All the same, because the bear made contact with a human the encounter was classified as an attack and officials were looking to find and kill the bear. That’s an unfortunate result, Vogrin said, because any time humans and bears come in contact, the bears tend to suffer.

“This was not a dangerous bear by any stretch,” he said. “This was a bear that saw movement in a tent in the dark and reacted.”

In this type of situation killing the bear is typically the best option, Vogrin said. If officials capture and relocate a bear that has already come to rely on human food sources — like trash or meals left at campsites — the animals can still travel hundreds of miles back to their original location. And their learned behavior of depending on humans for food remains.

Officials searched for several days but couldn’t find the same bear from the Friday morning encounter, Vogrin said.

“We’ve got dogs tracking a scent and it rained all weekend,” Vogrin said.

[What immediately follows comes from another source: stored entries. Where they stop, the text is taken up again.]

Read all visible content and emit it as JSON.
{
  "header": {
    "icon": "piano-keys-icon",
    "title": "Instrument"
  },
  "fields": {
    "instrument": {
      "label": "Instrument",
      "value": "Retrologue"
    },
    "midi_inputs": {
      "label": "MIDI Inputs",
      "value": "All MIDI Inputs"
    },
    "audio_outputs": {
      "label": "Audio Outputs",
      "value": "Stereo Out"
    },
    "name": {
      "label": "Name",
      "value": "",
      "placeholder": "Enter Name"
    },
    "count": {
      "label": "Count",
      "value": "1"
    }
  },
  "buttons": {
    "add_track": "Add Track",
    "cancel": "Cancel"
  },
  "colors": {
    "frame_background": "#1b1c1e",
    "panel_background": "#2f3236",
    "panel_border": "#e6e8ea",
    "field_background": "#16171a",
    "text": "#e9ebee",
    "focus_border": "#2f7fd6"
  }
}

They called off the search Sunday and decided to educate campers and workers in the area on how they can best avoid attracting bears with food, Vogrin said.

Experts told The Denver Post earlier this month that Colorado’s black bears appear to be growing more brazen in their search for food. This is partially because many of them have lost their fear of humans.

Bears are rarely aggressive toward humans, Vogrin said. And when they are state officials step in.

Between 2015 to 2021, Colorado Parks and Wildlife euthanized 775 bears and captured and relocated an additional 402, according to data from the department.